Write Team: Bringing baseball to life

I’m not sure how I missed this but opening day in baseball, one of the most coveted days in all of sports, has already come and gone, somewhat quietly.

Last Wednesday and Thursday, the Los Angeles Dodgers and the San Diego Padres opened the 2024 baseball season in Seoul, South Korea. This was the first time an official MLB game had been played in South Korea. Tyler Glasnow got his second Opening Day start for the Dodgers and Yu Darvish started for the Padres. This was Darvish’s fourth Opening Day start.

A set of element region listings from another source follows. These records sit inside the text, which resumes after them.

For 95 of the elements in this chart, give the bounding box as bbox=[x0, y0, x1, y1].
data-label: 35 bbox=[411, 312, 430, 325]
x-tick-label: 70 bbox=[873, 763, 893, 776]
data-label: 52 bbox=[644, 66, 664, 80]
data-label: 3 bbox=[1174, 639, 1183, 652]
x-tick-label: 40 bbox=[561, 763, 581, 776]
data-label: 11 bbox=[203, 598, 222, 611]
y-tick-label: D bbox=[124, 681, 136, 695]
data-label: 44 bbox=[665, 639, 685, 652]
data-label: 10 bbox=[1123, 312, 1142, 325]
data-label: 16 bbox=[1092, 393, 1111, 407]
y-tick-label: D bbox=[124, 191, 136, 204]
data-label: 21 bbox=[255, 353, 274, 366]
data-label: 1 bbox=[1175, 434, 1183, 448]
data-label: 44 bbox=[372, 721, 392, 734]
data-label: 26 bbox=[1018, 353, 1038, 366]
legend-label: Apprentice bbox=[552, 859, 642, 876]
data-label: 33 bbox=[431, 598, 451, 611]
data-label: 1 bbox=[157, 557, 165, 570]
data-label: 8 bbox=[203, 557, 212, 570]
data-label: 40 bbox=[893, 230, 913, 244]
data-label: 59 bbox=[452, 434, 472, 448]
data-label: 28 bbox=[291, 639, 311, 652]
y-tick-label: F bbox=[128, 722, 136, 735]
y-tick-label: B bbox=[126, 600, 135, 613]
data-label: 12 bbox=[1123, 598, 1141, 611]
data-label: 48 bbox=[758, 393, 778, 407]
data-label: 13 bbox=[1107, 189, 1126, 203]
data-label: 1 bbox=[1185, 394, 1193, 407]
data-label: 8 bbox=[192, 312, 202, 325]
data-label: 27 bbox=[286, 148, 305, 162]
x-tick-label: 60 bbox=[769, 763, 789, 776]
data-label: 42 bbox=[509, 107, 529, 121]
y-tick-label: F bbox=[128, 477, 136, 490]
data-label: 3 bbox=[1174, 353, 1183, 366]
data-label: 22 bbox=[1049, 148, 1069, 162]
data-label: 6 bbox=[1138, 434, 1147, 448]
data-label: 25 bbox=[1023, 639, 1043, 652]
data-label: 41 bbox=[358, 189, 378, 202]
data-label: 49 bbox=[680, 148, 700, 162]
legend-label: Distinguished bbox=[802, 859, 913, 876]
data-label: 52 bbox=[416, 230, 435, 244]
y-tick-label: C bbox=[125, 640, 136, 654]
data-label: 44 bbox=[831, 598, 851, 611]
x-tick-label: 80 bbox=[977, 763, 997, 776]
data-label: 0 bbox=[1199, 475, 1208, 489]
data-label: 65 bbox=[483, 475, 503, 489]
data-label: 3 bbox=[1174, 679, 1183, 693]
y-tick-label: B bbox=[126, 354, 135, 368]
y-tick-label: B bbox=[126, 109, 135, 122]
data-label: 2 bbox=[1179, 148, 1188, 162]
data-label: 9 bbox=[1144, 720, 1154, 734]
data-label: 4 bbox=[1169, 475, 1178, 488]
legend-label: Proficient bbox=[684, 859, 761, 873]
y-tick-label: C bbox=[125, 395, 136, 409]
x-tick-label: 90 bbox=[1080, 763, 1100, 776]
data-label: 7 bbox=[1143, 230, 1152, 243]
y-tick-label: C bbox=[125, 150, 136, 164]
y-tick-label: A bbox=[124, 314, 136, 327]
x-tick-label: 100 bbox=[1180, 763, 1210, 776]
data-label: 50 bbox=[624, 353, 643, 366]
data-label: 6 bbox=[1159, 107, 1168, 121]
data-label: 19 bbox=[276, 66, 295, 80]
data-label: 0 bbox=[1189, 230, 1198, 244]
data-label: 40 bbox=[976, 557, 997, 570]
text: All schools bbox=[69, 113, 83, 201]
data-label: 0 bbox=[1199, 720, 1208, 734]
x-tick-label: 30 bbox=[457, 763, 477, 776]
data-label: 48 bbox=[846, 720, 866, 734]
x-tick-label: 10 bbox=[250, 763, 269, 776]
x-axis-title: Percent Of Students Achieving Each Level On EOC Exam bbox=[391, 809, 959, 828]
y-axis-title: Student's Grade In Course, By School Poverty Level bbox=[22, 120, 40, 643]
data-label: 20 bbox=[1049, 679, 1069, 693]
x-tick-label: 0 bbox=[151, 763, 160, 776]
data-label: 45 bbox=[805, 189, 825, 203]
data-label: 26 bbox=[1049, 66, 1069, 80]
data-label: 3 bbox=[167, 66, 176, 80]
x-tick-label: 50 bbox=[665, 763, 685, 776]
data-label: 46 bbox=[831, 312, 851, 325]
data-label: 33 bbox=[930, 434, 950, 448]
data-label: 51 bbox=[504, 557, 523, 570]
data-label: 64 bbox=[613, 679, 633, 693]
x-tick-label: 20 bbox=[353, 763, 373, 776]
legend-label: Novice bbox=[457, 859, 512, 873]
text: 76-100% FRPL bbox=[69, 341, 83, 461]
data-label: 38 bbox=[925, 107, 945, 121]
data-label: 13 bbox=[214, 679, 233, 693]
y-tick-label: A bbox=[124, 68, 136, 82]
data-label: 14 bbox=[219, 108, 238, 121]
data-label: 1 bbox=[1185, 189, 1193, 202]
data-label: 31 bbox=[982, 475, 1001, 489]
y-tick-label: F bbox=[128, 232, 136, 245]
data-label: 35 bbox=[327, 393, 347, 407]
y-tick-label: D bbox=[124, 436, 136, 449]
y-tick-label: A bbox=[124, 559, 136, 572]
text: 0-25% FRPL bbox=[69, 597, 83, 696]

The rest of Major League Baseball will start their season this Thursday. The White Sox will host the Detroit Tigers while the Cubs will travel to Arlington, Texas to take on the Texas Rangers.

I have written before about my tepid appreciation of baseball. I have run hot and cold on the sport and usually it happens only a month or so apart. This time of year, when the season opens, I love baseball, mainly because it means that spring and subsequently summer have arrived with warmer weather. Even though the weather has been warm, this year I’m still ready for some baseball.

As part of a Facebook Readers Club, I’ve been going through some old books to see what titles I would recommend to others in terms of a good read. I came across a book I picked up a couple of years ago entitled “Ball Four” written by former major league baseball player Jim Bouton. Jim grew up in Chicago Heights and played at Bloom High School. He signed a contract to play for the New York Yankees in 1962 and helped the Yankees beat the Cardinals by winning two games in the 1964 World Series.

Jim’s book was the first “tell-all” book in sports, not just baseball. The setting for the book was the Seattle Pilots’ one and only operating season. Unlike previous sports tomes, Ball Four named names and made no attempt to protect the innocent or the guilty. Jim did this by writing with almost complete honesty about the way a professional baseball team actually interacts – not only the heroic game-winning home runs, but also the petty jealousies, the obscene jokes, the drunken tomcatting of the players and the routine drug use.

Jim wrote with candor about his pitching role on the team. He also disclosed how rampant amphetamine or “greenies” usage was among players. Also revealed was the heavy drinking of Yankee legend Mickey Mantle, which had been almost entirely kept out of the press. The book had such candor that it was banned by then baseball commissioner Bowie “Ayatollah” Kuhn. That was Jim’s name for him, not mine.

I met Jim a couple of years ago at an insurance conference in Scottsdale, Arizona. We hit if off, no pun intended right away and hung out at the pool together, had lunch together and were going to play golf until we both admitted we’d rather sit by the pool. I purchased Ball Four while I was in Scottsdale and had Jim autograph one for me. He wrote: “To Jonathan, the best 2nd baseman I have ever seen.”

Sadly, Jim passed away in 2019 from cerebral amyloid angiopathy, which is a type of blood disease. Maybe it takes meeting a legend like Jim Bouton to bring a sport alive. Or maybe it’s just really being tired of winter. Whatever the case, I am glad the season is about to start. Hey, let’s play two.